Conversa ao
pé do fogo.
Deixe o frio
me levar.
Tem gente que gosta tem
gente que não. Eu por exemplo nunca me adaptei a ele. Fiz escotismo em terra
quente, calor gostoso e o frio não era assim tão frequente. Mas hoje não. Tem
vez que o frio é de lascar. Vem com tudo, não perdoa. Entra pelas fresas das
janelas, por baixo da porta e sem um bom aquecedor você só tem uma solução se
enrolar em tudo que é felpudo. Aqui em Sampa passei por gostosas fases de frio em
acampamentos. E quem não passou?
Mas olhe de todos os acampamentos friorentos
eu tive um que nunca esqueci. Foi demais. Por volta de 1970 eu era Comissário
Regional em Minas, DCB (Diretor de curso Básico) e empolgado em dar uma guinada
no crescimento quantitativo e qualitativo no escotismo estadual. Não media sacrifícios.
Viaja por cidades, por arraiais, de ônibus, de bicicleta, de carro de amigos,
pois eu não tinha. Quem pode contar aquelas divertidas viagens nunca vai
esquecer. Lembranças do meu amigo Marcial e Vander. Este último um companheirão
com sua Rural cruzando estrada de terra asfalto e até abrindo trilhas por onde
muitos juravam que ele não iria passar.
O Sul de Minas naquela
época era pobre em grupo escoteiro. Acreditava que se organizasse um bem estruturado
em alguma cidade de lá tudo poderia evoluir melhor. Escolhemos uma que mesmo
não sendo central tinha tudo para ser um polo escoteiro no futuro. Havia
interesse das autoridades, de pessoas bem relacionadas no meio educacional e
assim começamos a visitá-la, dando palestras, cursos preliminares, Indabas e o Grupo
começou a dar seus primeiros passos. Deixo aqui em OF o nome da cidade e do
grupo assim como seus chefes e colaboradores.
Os voluntários já preparados precisavam de um
cursos Básico de Lobo e Escoteiro. A cidade não tinha estrutura para montar um
curso no campo como se previa. O de lobo sim, mas o de escoteiro não. Naquela
época os CABs eram ainda aplicados em cinco dias em regime de campo. Nós tínhamos
na região um material razoável.

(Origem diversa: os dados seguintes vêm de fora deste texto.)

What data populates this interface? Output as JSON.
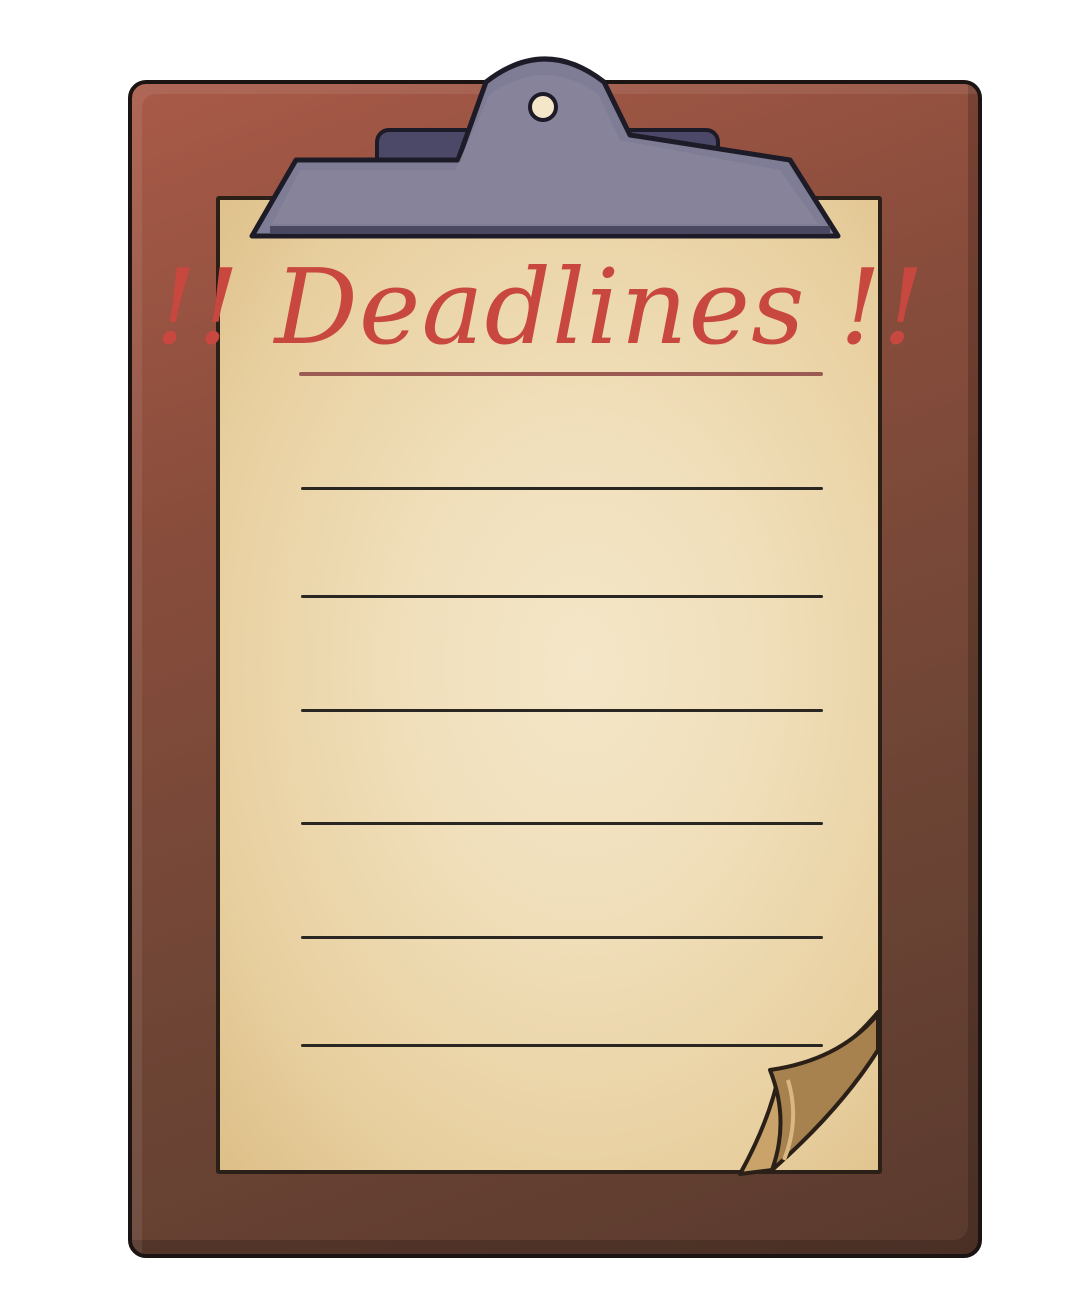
{
  "title": "!! Deadlines !!",
  "colors": {
    "board": "#8a4d3c",
    "paper": "#f0dfba",
    "clip": "#7c7a92",
    "title": "#c8473f",
    "lines": "#2a2622"
  },
  "icons": [
    "clipboard-clip-icon",
    "page-curl-icon"
  ]
}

Poderia ser no Zoológico ou então em outro próximo
a capital, distante uns 120 km, área muito boa, pertencente ao estado e que estava
sempre a nossa disposição.
Montamos o curso em julho
de 1970 ou 71 não me lembro bem. Tive a sorte de contar com o Chefe Padre João
Fagundes DCIM (falecido) de Juiz de fora na equipe. Sem esquecer o Blair o
Wander e mais dois IMs. Sem comentários os preparativos e as inscrições. Vieram
do grupo em formação dezoito e mais doze de outras cidades. O curso começou de
vento em popa. Havia um senão, um frio de rachar e nossas barracas eram feitas
de Paraquedas, boas para chuva, mas péssimas para segurar o frio.
No terceiro dia a
temperatura caiu para mais ou menos quatro graus negativos. Ensinamos e
mostramos como fazer um fogo espelho e na chefia fizemos um como exemplo. Quem
já fez sabe que ele é sensacional e mantem a barraca quente por toda noite.

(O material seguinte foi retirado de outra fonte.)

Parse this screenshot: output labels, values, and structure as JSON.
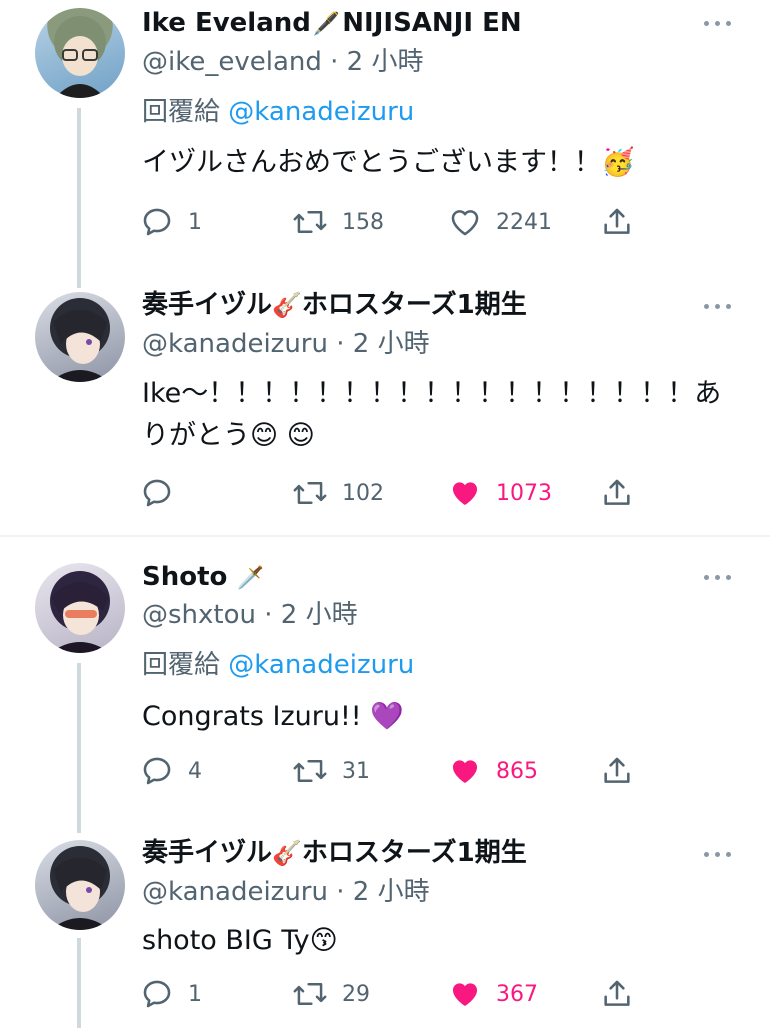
{
  "tweets": [
    {
      "name": "Ike Eveland",
      "name_suffix": "NIJISANJI EN",
      "name_emoji": "🖋️",
      "handle": "@ike_eveland",
      "time": "· 2 小時",
      "reply_prefix": "回覆給",
      "reply_to": "@kanadeizuru",
      "text": "イヅルさんおめでとうございます！！🥳",
      "replies": "1",
      "retweets": "158",
      "likes": "2241",
      "liked": false
    },
    {
      "name": "奏手イヅル",
      "name_emoji": "🎸",
      "name_suffix": "ホロスターズ1期生",
      "handle": "@kanadeizuru",
      "time": "· 2 小時",
      "text": "Ike～！！！！！！！！！！！！！！！！！！ありがとう😊 😊",
      "replies": "",
      "retweets": "102",
      "likes": "1073",
      "liked": true
    },
    {
      "name": "Shoto",
      "name_emoji": "🗡️",
      "handle": "@shxtou",
      "time": "· 2 小時",
      "reply_prefix": "回覆給",
      "reply_to": "@kanadeizuru",
      "text": "Congrats Izuru!! 💜",
      "replies": "4",
      "retweets": "31",
      "likes": "865",
      "liked": true
    },
    {
      "name": "奏手イヅル",
      "name_emoji": "🎸",
      "name_suffix": "ホロスターズ1期生",
      "handle": "@kanadeizuru",
      "time": "· 2 小時",
      "text": "shoto BIG Ty😙",
      "replies": "1",
      "retweets": "29",
      "likes": "367",
      "liked": true
    }
  ],
  "colors": {
    "like_active": "#f91880",
    "mention": "#1d9bf0",
    "secondary_text": "#536471",
    "thread_line": "#cfd9de"
  },
  "icons": [
    "reply-icon",
    "retweet-icon",
    "like-icon",
    "share-icon",
    "more-icon"
  ]
}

Algumas patrulhas fizeram seu fogo espelho duas não. Eram exatamente a maioria
daquela cidade do sul de Minas. Na manhã do quarto dia, quando da alvorada as
seis, notamos que os chefes da cidade em questão não compareceram a chamada para
a física. Foi então que soubemos que eles pela madrugada se foram.
Motim? Revolta? Eu nunca
tinha ouvido falar nisto. Abandonar um curso de Chefes? Não desistimos e o
curso continuou. Para completar duas Patrulhas os dois IMs se ofereceram para
participar como cursantes. Sei que passar a noite em uma barraca sem a devida
proteção não é fácil. O curso até que foi razoável. Temperatura abaixo de zero
sempre. Mas as dificuldades são para nos ensinar ou para fugir? Fiquei nos
primeiros dias descontente e contrariado, mas havia outros que precisavam de
ânimo e a equipe não fugiu a sua responsabilidade.
Uma semana depois nos mandaram
uma carta explicativa. Sei que tudo foi obra do novo Comissário Distrital um
Diretor de um colégio local que não estava preparado para a vida de campo.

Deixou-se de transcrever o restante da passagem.